教室の窓から~木造校舎の利用法
鹿角で訪れた森林セラピー基地を運営しているのは、NPO法人かづのふるさと学舎で、その拠点とするのが、旧中滝小学校(だったっけ?うろ覚え)。
その中にある「森のカフェこもれび」の窓から見た風景である。
ようは古い教室を利用しているのだが、よく見ると外はサッシながら内に木製の窓枠を残している。こうして教室の窓から雪景色を眺めるのは、なかなか心地よい。
私も、こうして教室の窓からの景色を見て、いろいろ空想の翼を広げていた時代があったことを思い出す。(~教室の窓から見る秋は、いつも不思議に光っていた、というメロディ♪が浮かんでくる(~_~;)。

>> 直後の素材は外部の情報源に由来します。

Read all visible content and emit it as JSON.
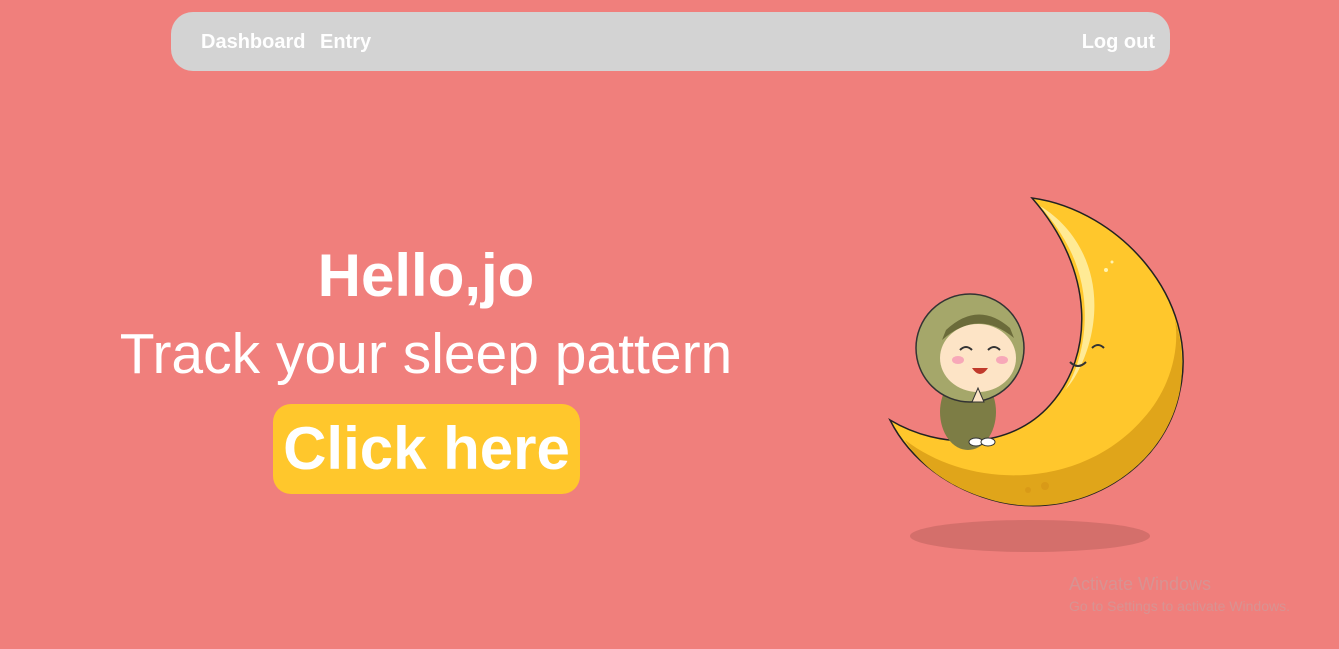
{
  "navbar": {
    "links": [
      "Dashboard",
      "Entry"
    ],
    "logout_label": "Log out"
  },
  "hero": {
    "greeting": "Hello,jo",
    "tagline": "Track your sleep pattern",
    "cta_label": "Click here"
  },
  "illustration": {
    "name": "girl-on-crescent-moon-illustration",
    "colors": {
      "moon": "#ffc72c",
      "moon_shade": "#e7ad1c",
      "hijab": "#a5a76a",
      "skin": "#fde4c6"
    }
  },
  "watermark": {
    "title": "Activate Windows",
    "subtitle": "Go to Settings to activate Windows."
  },
  "colors": {
    "background": "#f07f7c",
    "navbar": "#d3d3d3",
    "cta": "#ffc72c",
    "text": "#ffffff"
  }
}
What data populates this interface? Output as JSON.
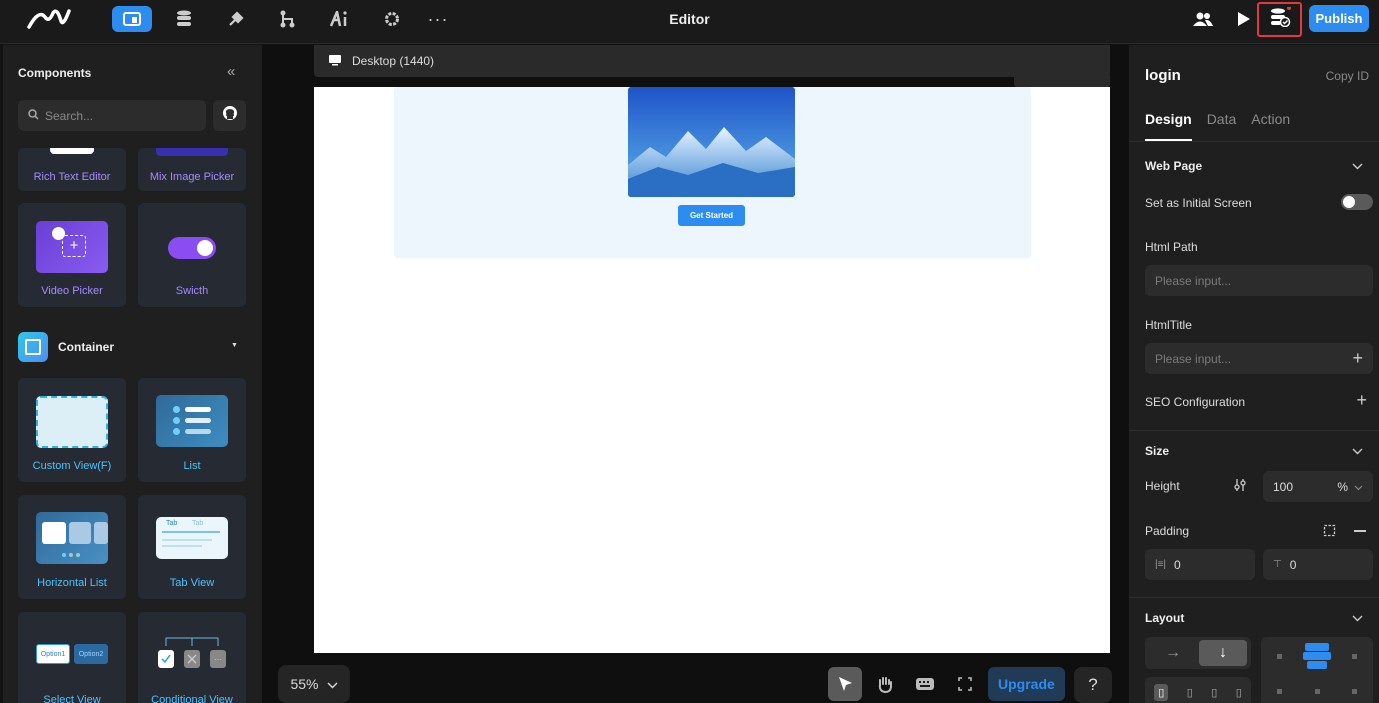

私は、小学2年生まで2階建ての木造校舎で過ごし、その後は鉄筋コンクリートの校舎に移った。そして木装は取り壊されて、3階建て鉄筋校舎に建て替えられた。生徒数激増のためである。まあ、私くらいの学年が、木造校舎を経験した最後に近いだろう。
すでに世間では木造校舎を体験した年代の方が少なくなっているのではないかと思うが、それでも若い世代までが木造校舎に郷愁を感じるようである。
都会の学校は建て替えが進むため木造校舎もほとんど残っていないが、地方では学校そのものが廃校になるケースが多く、校舎も残りやすい。その中には木造もそこそこある。(もっとも、廃校直前に、無理やり「立派な校舎」に建て替えるケースもある。ごり押しでコンクリート建築にしたものの、数年後に生徒がいなくなり廃校……という道を歩むのである。)
それらの校舎の転用が課題になっている。公民館なり自然学校なり福祉施設なり、地元の用途に使うほか、個人に貸し出し、たとえば木工作家が校舎を工房にしていることもある。それもまたよかろう。
だが、せっかくなら昔の教室そのままの雰囲気を漂わせた一室をあえて残すのはどうだろう。
訪れた人は、その教室に入り、席について小学生時代を思い出すのである。なんなら校長室を再現して、「一度校長のイスに座りませんか」と呼びかける。
いやいや、やっぱり必要なのは保健室。ベッドがあって、消毒液の匂いも漂わせる。担当者は若い保健の女センセイだね。ここで休憩してもらうと癒される? 悩みや愚痴も聞いてもらう。危険な香りも……(~_~;)。
認知症患者向けUh、「思い出療法」があるらしい。昔の写真などを見てもらい、若いころ、幼いころの記憶を呼び覚ますと治療効果が出るそうである。
セラピーというと、すぐにストレス過多な人や鬱症状向けをイメージするが、高齢者福祉も含めてもよい。あるいは、一見元気な大人向けに人生振り返る「思い出」の断片を振りかけるのも悪くない。
森林セラピーのネタは森林にあらず、だ。
こちらは、鹿角花輪市街に残された旧花輪小学校。
公会堂にもなったそうだが、今は民俗資料館などになっている。